Let $X_i$ be i.i.d $\operatorname{Uniform}(-\theta,\theta)$ random variables, and let $X_{(1)},\dotsb, X_{(n)}$ the order statistics of the random variables. Then find distribution of $Y = X_{(n)} - X_{(1)}$.
I used pdf of order statistics to solve this problem.
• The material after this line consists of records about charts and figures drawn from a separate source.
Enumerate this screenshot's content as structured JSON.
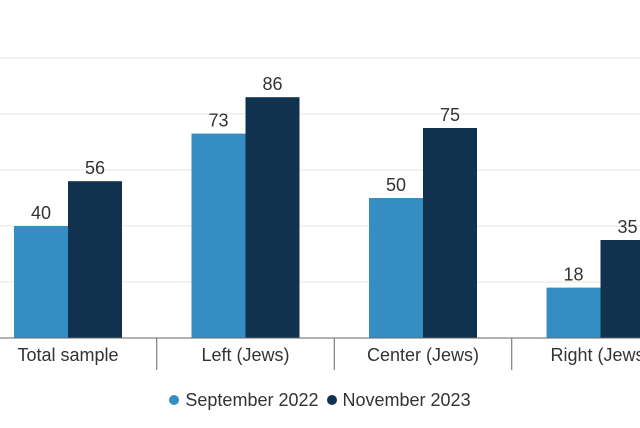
{
  "chart_data": {
    "type": "bar",
    "categories": [
      "Total sample",
      "Left (Jews)",
      "Center (Jews)",
      "Right (Jews)"
    ],
    "series": [
      {
        "name": "September 2022",
        "values": [
          40,
          73,
          50,
          18
        ],
        "color": "#348ec4"
      },
      {
        "name": "November 2023",
        "values": [
          56,
          86,
          75,
          35
        ],
        "color": "#10324f"
      }
    ],
    "ylim": [
      0,
      100
    ],
    "grid": true,
    "legend_position": "bottom-center"
  }
}
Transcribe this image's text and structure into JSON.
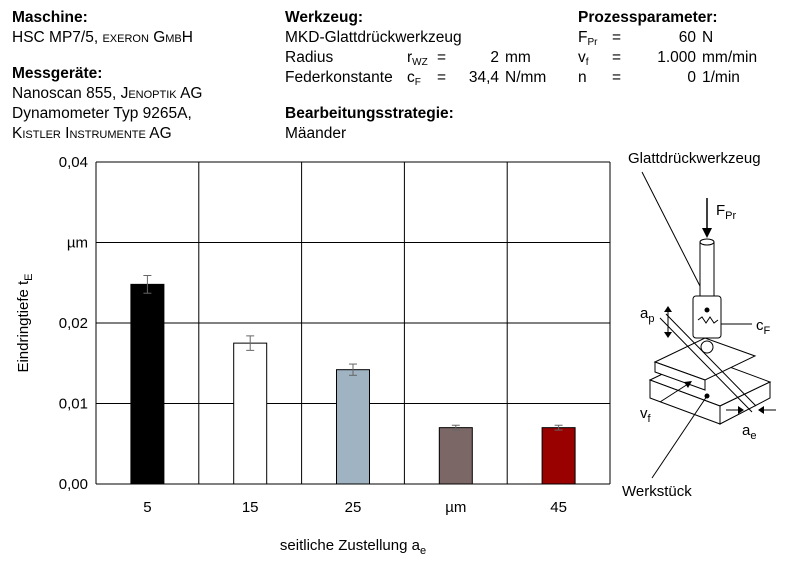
{
  "header": {
    "machine": {
      "title": "Maschine:",
      "line1_a": "HSC MP7/5, ",
      "line1_b": "exeron GmbH"
    },
    "instruments": {
      "title": "Messgeräte:",
      "line1_a": "Nanoscan 855, ",
      "line1_b": "Jenoptik AG",
      "line2": "Dynamometer Typ 9265A,",
      "line3": "Kistler Instrumente AG"
    },
    "tool": {
      "title": "Werkzeug:",
      "name": "MKD-Glattdrückwerkzeug",
      "radius_label": "Radius",
      "radius_sym": "r",
      "radius_sub": "WZ",
      "radius_eq": "=",
      "radius_value": "2",
      "radius_unit": "mm",
      "spring_label": "Federkonstante",
      "spring_sym": "c",
      "spring_sub": "F",
      "spring_eq": "=",
      "spring_value": "34,4",
      "spring_unit": "N/mm"
    },
    "strategy": {
      "title": "Bearbeitungsstrategie:",
      "value": "Mäander"
    },
    "process": {
      "title": "Prozessparameter:",
      "rows": [
        {
          "sym": "F",
          "sub": "Pr",
          "eq": "=",
          "value": "60",
          "unit": "N"
        },
        {
          "sym": "v",
          "sub": "f",
          "eq": "=",
          "value": "1.000",
          "unit": "mm/min"
        },
        {
          "sym": "n",
          "sub": "",
          "eq": "=",
          "value": "0",
          "unit": "1/min"
        }
      ]
    }
  },
  "chart_data": {
    "type": "bar",
    "categories": [
      "5",
      "15",
      "25",
      "µm",
      "45"
    ],
    "values": [
      0.0248,
      0.0175,
      0.0142,
      0.007,
      0.007
    ],
    "errors": [
      0.0011,
      0.0009,
      0.0007,
      0.0003,
      0.0003
    ],
    "bar_colors": [
      "#000000",
      "#ffffff",
      "#9fb3c2",
      "#7b6866",
      "#990000"
    ],
    "xlabel": "seitliche Zustellung a",
    "xlabel_sub": "e",
    "ylabel": "Eindringtiefe t",
    "ylabel_sub": "E",
    "ylim": [
      0,
      0.04
    ],
    "yticks": [
      {
        "value": 0.0,
        "label": "0,00"
      },
      {
        "value": 0.01,
        "label": "0,01"
      },
      {
        "value": 0.02,
        "label": "0,02"
      },
      {
        "value": 0.03,
        "label": "µm"
      },
      {
        "value": 0.04,
        "label": "0,04"
      }
    ],
    "grid": true
  },
  "diagram": {
    "tool_label": "Glattdrückwerkzeug",
    "force_label": "F",
    "force_sub": "Pr",
    "ap_label": "a",
    "ap_sub": "p",
    "cf_label": "c",
    "cf_sub": "F",
    "vf_label": "v",
    "vf_sub": "f",
    "ae_label": "a",
    "ae_sub": "e",
    "workpiece_label": "Werkstück"
  }
}
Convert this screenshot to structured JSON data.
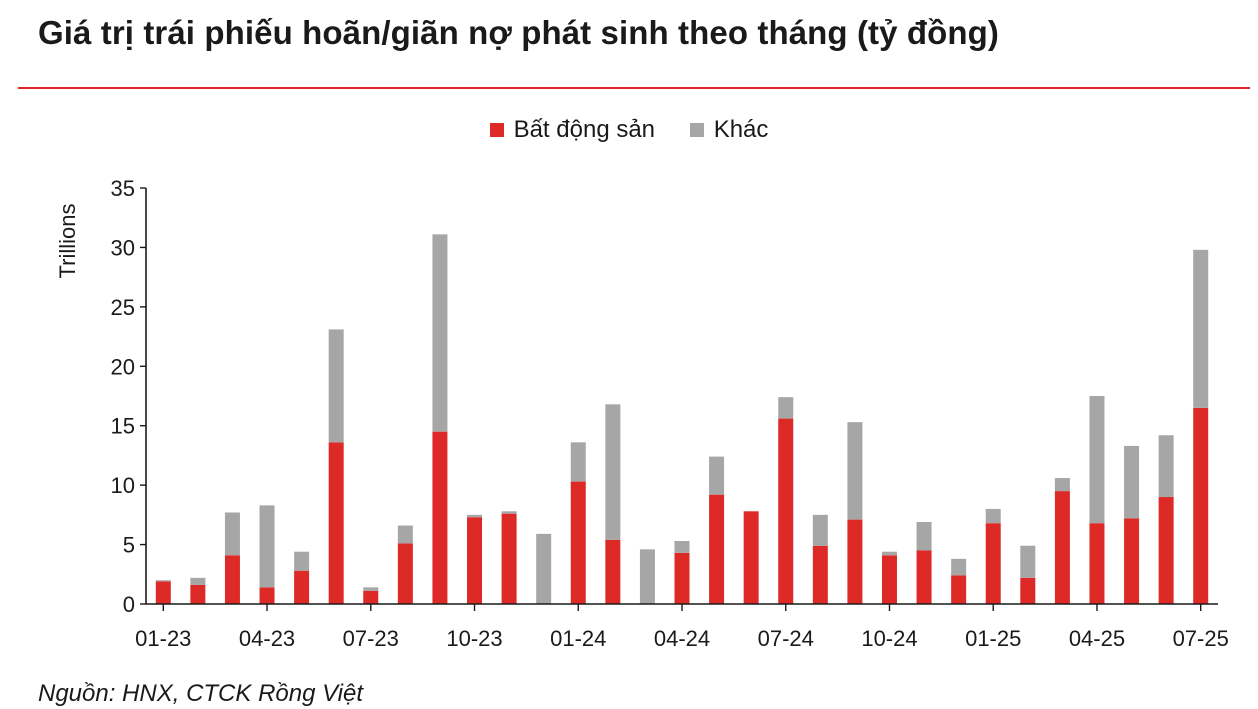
{
  "title": "Giá trị trái phiếu hoãn/giãn nợ phát sinh theo tháng (tỷ đồng)",
  "source": "Nguồn: HNX, CTCK Rồng Việt",
  "colors": {
    "bat_dong_san": "#dd2a27",
    "khac": "#a6a6a6",
    "rule": "#e0262b"
  },
  "chart_data": {
    "type": "bar",
    "stacked": true,
    "title": "Giá trị trái phiếu hoãn/giãn nợ phát sinh theo tháng (tỷ đồng)",
    "ylabel": "Trillions",
    "xlabel": "",
    "ylim": [
      0,
      35
    ],
    "yticks": [
      0,
      5,
      10,
      15,
      20,
      25,
      30,
      35
    ],
    "legend_position": "top-center",
    "grid": false,
    "categories": [
      "01-23",
      "02-23",
      "03-23",
      "04-23",
      "05-23",
      "06-23",
      "07-23",
      "08-23",
      "09-23",
      "10-23",
      "11-23",
      "12-23",
      "01-24",
      "02-24",
      "03-24",
      "04-24",
      "05-24",
      "06-24",
      "07-24",
      "08-24",
      "09-24",
      "10-24",
      "11-24",
      "12-24",
      "01-25",
      "02-25",
      "03-25",
      "04-25",
      "05-25",
      "06-25",
      "07-25"
    ],
    "xtick_labels": [
      "01-23",
      "04-23",
      "07-23",
      "10-23",
      "01-24",
      "04-24",
      "07-24",
      "10-24",
      "01-25",
      "04-25",
      "07-25"
    ],
    "series": [
      {
        "name": "Bất động sản",
        "values": [
          1.9,
          1.6,
          4.1,
          1.4,
          2.8,
          13.6,
          1.1,
          5.1,
          14.5,
          7.3,
          7.6,
          0,
          10.3,
          5.4,
          0,
          4.3,
          9.2,
          7.8,
          15.6,
          4.9,
          7.1,
          4.1,
          4.5,
          2.4,
          6.8,
          2.2,
          9.5,
          6.8,
          7.2,
          9.0,
          16.5
        ]
      },
      {
        "name": "Khác",
        "values": [
          0.1,
          0.6,
          3.6,
          6.9,
          1.6,
          9.5,
          0.3,
          1.5,
          16.6,
          0.2,
          0.2,
          5.9,
          3.3,
          11.4,
          4.6,
          1.0,
          3.2,
          0,
          1.8,
          2.6,
          8.2,
          0.3,
          2.4,
          1.4,
          1.2,
          2.7,
          1.1,
          10.7,
          6.1,
          5.2,
          13.3
        ]
      }
    ]
  }
}
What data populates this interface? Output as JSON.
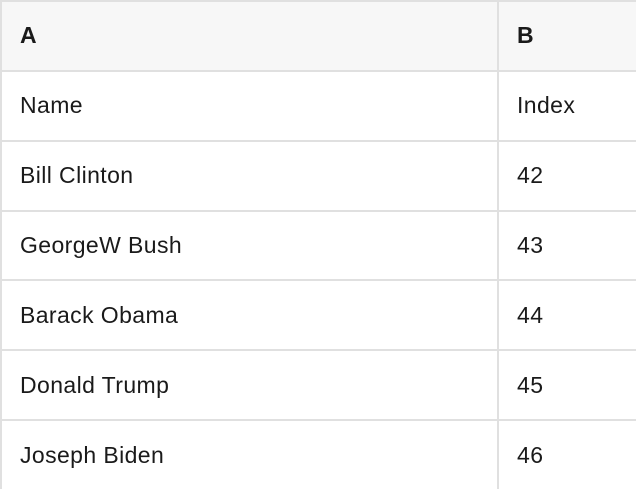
{
  "table": {
    "columns": [
      {
        "id": "A",
        "header": "A"
      },
      {
        "id": "B",
        "header": "B"
      }
    ],
    "rows": [
      {
        "A": "Name",
        "B": "Index"
      },
      {
        "A": "Bill Clinton",
        "B": "42"
      },
      {
        "A": "GeorgeW Bush",
        "B": "43"
      },
      {
        "A": "Barack Obama",
        "B": "44"
      },
      {
        "A": "Donald Trump",
        "B": "45"
      },
      {
        "A": "Joseph Biden",
        "B": "46"
      }
    ]
  },
  "colors": {
    "header_bg": "#f7f7f7",
    "border": "#e0e0e0",
    "text": "#1a1a1a",
    "cell_bg": "#ffffff"
  }
}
we know pdf of $(X_{(r)},X_{(s)})^t$ $(1 \leq r<s \leq n)$ is
$f_{X_{(r)},X_{(s)}} (x,y) = {n! \over {(r-1)!(s-1-r)! (n-s)!}}[F(x)]^{r-1}[F(y)-F(x)]^{s-1-r}[1-F(y)]^{n-s}f(x)f(y)$
So, $f_{X_{(1)},X_{(n)}}(x_1,x_n) = {n! \over {(n-2)!}}({x_n - x_1 \over 2\theta})^{n-2}({1 \over 2\theta})^2 I_{(-\theta<x_1<x_n<\theta)}$
Let $X \equiv X_{(1)}$ and $u : \begin{cases}X = X_{(1)}\\Y = X_{(n)} - X_{(1)}\end{cases}$, $u^{-1} :\begin{cases}x_{(1)} = x\\x_{(n)} = x+y\end{cases}$ , $u$ : one to one , $\Bigl\lvert \det\Bigl( {\partial(x_{(1)},x_{(n)}) \over {\partial (x,y)}}\Bigr) \Bigr\rvert = 1$
$\therefore f_{X,Y}(x,y) =f_{X_{(1)},X_{(n)}}(x_1,x_n)\Bigl\lvert \det\Bigl( {\partial(x_{(1)},x_{(n)}) \over {\partial (x,y)}}\Bigr) \Bigr\rvert = n(n-1)y^{n-2}({1 \over 2\theta})^n I_{(-\theta,\theta-y)}(x) I_{(-\theta,\theta)}(y)$
$\therefore f_Y(y) = \int_{-\theta}^{\theta-y} f_{X,Y}(x,y)\, dx = n(n-1)y^{n-2}({1 \over 2\theta})^n (2\theta - y) I_{(0,1)}(y)$
I can't find answer of this problem. Can you help me please?